South Korea too has the supporters of the unitary executive logic, who maintain the view that the ever-present threat of war with North Korea necessitates a strong president’s office, and all the more so at a time of rising tensions between the United States and China, which makes peace and security on the peninsula highly volatile. 

The country has also known its fair share of frustration over the changes in the economy and culture. Economically, South Korea is the most automated country in the world and is the global forerunner in artificial intelligence (AI). This – rightly or wrongly – creates havoc for mid-skills jobs, and by extension, middle class life. For those who aspire to a middle class existence not only for themselves but also their offspring, the prospect for upward social mobility is slim, despite having shouldered the ever-increasing cost of private education that higher-skilled jobs demand. 

Culturally, heterogeneity has come in the form of women’s inclusion, en masse, in higher education and the labor market, which has put male-dominated systems of both work and family under a stress test. In a country that has a small welfare state relative to its wealth, the two of the most acute socio-economic problems facing the country – the highest number of elderly poor and the lowest fertility rate in the OECD – are direct consequences of unresolved questions over the burden of elder- and child-care, traditionally shouldered by women. 

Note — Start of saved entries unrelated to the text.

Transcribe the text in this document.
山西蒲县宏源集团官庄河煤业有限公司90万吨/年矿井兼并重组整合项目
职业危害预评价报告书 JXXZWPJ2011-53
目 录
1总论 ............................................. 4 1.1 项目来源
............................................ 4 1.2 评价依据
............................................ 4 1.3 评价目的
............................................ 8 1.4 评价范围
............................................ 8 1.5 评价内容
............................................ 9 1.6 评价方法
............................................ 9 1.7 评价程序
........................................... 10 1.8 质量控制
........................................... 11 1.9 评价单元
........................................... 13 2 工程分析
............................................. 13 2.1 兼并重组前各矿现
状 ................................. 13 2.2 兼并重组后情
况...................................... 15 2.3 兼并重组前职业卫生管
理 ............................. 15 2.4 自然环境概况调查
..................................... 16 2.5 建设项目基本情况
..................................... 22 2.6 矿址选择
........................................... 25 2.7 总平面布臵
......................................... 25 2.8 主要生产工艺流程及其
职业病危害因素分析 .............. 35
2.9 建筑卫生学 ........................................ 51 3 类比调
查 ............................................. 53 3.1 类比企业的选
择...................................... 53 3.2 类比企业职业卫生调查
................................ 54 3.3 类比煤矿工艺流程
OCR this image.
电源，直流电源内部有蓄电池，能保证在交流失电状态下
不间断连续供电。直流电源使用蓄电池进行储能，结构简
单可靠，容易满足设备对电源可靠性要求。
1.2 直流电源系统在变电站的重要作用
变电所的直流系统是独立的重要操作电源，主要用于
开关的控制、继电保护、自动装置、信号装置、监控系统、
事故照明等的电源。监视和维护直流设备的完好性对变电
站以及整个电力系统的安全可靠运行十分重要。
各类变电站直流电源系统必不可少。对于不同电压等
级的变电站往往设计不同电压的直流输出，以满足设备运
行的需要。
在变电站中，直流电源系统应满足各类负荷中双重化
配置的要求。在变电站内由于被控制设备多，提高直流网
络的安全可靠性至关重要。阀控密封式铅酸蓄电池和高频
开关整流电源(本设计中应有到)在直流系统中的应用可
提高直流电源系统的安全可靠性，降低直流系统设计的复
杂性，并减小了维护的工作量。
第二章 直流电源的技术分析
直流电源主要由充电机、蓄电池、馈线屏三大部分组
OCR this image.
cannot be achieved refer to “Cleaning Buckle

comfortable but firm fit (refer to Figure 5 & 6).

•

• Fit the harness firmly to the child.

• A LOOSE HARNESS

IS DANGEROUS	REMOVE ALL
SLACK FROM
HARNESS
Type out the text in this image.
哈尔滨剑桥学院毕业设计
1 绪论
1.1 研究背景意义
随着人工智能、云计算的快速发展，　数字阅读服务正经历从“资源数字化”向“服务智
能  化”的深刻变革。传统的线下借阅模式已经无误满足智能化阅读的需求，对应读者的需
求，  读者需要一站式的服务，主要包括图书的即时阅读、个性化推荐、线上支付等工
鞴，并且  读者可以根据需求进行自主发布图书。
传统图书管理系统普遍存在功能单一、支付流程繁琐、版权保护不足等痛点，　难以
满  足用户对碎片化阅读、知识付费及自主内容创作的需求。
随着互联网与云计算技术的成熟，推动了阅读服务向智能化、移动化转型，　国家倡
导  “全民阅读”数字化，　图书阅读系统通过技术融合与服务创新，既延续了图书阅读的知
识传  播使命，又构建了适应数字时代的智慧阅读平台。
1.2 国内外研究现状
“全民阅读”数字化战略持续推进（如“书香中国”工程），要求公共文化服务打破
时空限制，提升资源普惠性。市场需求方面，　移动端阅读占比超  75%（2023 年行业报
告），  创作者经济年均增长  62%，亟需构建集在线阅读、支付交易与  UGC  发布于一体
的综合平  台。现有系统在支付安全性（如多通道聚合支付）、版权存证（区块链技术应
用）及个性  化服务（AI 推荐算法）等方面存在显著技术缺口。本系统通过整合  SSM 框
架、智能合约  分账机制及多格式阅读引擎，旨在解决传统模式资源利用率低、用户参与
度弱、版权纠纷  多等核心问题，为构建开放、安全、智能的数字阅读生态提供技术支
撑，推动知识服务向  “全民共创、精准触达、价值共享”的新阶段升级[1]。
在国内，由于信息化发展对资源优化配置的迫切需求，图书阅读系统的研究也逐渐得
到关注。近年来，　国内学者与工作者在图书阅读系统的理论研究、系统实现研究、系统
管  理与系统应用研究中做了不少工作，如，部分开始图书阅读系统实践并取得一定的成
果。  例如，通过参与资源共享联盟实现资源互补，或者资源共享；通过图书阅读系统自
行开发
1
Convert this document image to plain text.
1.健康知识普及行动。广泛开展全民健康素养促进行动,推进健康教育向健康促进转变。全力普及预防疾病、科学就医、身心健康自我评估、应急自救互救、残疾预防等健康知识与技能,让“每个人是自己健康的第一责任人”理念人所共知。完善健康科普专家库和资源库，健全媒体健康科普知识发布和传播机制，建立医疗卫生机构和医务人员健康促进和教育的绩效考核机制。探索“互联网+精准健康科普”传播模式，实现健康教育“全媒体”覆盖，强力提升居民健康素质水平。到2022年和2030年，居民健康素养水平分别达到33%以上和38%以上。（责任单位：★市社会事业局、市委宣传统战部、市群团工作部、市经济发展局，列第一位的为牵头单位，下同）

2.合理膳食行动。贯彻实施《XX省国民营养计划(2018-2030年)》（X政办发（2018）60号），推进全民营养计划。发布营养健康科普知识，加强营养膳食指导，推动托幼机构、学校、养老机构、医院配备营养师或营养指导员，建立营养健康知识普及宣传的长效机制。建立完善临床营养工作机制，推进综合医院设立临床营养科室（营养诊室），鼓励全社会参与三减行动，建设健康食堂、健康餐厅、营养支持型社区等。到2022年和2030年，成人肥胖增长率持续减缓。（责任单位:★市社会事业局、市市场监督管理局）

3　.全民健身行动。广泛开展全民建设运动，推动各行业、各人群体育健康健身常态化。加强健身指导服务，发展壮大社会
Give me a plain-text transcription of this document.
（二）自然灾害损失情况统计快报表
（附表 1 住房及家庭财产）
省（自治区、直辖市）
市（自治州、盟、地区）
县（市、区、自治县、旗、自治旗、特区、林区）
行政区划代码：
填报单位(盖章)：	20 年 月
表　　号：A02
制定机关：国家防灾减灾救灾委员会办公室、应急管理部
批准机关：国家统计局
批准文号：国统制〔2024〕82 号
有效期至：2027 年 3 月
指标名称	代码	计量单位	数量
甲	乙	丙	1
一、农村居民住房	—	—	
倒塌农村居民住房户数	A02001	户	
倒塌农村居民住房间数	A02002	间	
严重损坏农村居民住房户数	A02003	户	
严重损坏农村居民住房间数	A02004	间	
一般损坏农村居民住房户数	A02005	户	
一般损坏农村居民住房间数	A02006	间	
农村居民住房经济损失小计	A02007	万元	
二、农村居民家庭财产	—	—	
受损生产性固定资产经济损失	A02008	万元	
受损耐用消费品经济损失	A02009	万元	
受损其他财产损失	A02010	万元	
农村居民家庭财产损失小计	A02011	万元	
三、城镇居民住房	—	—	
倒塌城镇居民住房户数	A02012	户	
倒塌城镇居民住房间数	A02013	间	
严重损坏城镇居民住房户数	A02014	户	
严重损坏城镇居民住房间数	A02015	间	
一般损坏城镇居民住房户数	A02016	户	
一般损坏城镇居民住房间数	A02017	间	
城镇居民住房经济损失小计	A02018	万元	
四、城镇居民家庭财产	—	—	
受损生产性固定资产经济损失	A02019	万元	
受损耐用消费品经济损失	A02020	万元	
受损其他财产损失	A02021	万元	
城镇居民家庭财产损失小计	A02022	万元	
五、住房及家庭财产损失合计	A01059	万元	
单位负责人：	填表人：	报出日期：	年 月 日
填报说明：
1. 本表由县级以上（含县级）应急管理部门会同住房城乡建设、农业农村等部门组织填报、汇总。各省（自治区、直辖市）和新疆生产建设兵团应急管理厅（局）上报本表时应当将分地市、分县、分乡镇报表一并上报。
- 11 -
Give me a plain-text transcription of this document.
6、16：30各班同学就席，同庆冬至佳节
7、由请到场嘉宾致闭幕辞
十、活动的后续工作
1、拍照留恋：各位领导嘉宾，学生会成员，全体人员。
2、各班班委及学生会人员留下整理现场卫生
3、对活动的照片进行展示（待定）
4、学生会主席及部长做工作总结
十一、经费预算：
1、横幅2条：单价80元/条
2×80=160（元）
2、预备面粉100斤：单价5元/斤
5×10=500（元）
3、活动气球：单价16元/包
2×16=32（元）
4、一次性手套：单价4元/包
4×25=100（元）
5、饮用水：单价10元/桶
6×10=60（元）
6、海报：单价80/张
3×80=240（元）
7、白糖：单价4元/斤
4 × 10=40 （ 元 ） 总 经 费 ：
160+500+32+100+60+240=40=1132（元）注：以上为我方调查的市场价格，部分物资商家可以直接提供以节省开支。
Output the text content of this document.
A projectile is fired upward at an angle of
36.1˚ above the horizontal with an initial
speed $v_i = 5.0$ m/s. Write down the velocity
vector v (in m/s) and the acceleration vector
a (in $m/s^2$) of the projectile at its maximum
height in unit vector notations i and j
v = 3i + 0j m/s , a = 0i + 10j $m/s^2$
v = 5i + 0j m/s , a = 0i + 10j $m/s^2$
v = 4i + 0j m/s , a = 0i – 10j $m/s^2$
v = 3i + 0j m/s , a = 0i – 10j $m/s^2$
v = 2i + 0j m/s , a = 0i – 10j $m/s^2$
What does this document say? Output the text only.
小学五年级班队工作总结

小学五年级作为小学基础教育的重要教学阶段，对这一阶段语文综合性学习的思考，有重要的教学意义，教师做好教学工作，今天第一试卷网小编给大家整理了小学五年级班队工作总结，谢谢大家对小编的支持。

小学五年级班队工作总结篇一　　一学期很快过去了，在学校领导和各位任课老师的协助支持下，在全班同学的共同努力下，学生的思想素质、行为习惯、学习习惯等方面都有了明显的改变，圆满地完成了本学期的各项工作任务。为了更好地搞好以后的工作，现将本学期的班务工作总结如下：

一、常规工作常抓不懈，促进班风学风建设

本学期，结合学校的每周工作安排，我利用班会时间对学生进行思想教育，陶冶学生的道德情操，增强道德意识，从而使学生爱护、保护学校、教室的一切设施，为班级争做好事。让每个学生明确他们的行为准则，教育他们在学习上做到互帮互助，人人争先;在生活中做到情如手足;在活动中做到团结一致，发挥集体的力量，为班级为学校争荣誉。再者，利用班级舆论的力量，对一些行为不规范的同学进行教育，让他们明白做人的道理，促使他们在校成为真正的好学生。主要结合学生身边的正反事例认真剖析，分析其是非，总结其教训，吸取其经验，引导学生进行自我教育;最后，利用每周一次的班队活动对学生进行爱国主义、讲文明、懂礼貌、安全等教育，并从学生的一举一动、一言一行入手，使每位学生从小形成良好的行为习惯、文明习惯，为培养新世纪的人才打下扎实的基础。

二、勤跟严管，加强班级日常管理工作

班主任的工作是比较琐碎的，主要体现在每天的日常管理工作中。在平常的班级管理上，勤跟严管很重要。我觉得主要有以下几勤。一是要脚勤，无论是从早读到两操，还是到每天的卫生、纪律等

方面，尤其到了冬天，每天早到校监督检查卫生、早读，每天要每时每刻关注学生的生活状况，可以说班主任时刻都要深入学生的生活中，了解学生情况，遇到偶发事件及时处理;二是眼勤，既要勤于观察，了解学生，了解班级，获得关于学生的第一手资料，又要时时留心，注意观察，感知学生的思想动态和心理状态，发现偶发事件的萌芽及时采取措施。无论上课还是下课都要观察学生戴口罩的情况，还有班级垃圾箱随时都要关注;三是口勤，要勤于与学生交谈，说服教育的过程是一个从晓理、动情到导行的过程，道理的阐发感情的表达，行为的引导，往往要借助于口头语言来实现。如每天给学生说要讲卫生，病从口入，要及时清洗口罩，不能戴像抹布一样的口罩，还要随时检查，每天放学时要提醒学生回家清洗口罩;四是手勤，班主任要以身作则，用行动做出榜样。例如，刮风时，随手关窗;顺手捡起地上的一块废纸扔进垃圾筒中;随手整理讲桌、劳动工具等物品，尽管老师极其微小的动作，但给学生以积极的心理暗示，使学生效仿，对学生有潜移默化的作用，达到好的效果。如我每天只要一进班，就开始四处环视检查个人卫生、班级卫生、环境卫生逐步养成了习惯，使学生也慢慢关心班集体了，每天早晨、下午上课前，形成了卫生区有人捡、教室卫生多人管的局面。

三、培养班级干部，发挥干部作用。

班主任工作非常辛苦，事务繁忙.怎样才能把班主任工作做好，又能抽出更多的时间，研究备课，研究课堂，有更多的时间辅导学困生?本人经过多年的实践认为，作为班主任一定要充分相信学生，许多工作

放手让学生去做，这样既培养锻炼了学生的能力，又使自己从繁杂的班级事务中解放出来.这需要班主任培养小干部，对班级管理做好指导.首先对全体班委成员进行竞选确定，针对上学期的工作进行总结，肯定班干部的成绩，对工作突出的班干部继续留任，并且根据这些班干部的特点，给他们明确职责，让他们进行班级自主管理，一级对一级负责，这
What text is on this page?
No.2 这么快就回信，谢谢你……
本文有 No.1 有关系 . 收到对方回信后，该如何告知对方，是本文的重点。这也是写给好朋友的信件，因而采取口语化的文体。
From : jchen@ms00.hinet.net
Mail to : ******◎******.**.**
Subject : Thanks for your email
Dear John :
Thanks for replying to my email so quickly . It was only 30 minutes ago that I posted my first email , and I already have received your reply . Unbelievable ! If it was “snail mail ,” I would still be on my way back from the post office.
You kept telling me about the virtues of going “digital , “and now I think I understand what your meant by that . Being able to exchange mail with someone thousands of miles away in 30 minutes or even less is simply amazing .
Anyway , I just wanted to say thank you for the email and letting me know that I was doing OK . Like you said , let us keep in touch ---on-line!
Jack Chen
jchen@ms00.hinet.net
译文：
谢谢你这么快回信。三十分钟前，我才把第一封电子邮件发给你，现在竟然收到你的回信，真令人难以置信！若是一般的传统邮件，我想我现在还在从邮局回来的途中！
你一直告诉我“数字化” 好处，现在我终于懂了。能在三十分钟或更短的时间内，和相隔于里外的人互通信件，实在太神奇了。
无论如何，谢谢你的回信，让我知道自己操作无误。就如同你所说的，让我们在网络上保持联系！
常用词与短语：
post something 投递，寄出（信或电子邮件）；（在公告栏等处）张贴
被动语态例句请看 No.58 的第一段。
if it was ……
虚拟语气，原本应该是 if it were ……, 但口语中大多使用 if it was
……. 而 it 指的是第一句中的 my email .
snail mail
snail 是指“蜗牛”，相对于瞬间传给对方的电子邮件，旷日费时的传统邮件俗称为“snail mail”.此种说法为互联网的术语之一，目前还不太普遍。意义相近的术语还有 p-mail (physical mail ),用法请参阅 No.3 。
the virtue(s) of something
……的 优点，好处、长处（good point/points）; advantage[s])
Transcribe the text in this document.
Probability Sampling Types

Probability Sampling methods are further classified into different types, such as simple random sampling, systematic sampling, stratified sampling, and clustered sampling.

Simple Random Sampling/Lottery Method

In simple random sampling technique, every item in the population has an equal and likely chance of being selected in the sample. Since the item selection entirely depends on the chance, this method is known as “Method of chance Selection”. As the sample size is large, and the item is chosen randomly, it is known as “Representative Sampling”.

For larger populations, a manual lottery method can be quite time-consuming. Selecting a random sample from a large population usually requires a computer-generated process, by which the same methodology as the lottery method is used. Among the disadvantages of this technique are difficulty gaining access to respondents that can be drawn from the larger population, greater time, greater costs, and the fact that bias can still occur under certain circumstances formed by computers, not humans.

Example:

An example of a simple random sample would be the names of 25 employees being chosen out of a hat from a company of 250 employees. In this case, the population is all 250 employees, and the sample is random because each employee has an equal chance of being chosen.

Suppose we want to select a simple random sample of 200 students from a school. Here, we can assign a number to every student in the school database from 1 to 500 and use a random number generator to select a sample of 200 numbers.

Hence, the thing to watch out for in the 2025 election isn’t who wins, nor the technicalities of constitutional reform. It is how the potent dynamics of supply and demand that create strong leader syndrome are played out in the electoral arena in the form of political coalitions. 

The conservative right has a long history of supplying strong leaders, from Lee Myung-bak to Park Geun-hye, with the latter riding on the legacies of her father, Park Chung-hee, who rule the country as a dictator from 1963-79. The opposition has followed suit by putting up their version of a strong leader: the DP’s Lee has been ruthless in marginalizing opposition to his control over the party, despite legal challenges stemming from corruption and election law cases. 

Will this supply be met with demand in the electoral arena to perpetuate the strong leader syndrome? This requires taking a hard look to see the coalitions in the making. The country saw the snippets of a potential coalition for a strongman leader when Yoon narrowly won the 2022 election by tapping into anger among men in their 20s and 30s. In this election cycle, it’s important to see if this group is forging alliances with “social conservatives” against feminism and the “techno-nationalists” in support of national security and economic growth over social welfare and care. 

However, there is also a countervailing coalition in the making. If South Korea’s young men are turning more culturally conservative, young women are turning more progressive. South Korean young men and women show the biggest gap on gender-related issues in the world. These young women elected a record number of women to South Korea’s parliament in the 2024 parliamentary election. In the immediate hours of martial law declaration, these women also hit the streets, forging unexpected alliances with female leaders in industrial workers’ and farmers’ organizations. 

If and how these protest movements will evolve into politically viable coalitions with a sustained presence in the electoral arena will be the defining story of the 2025 election, and indeed the years beyond. For now, it can be said that, where the health of South Korea’s democracy is concerned, “the future is female.”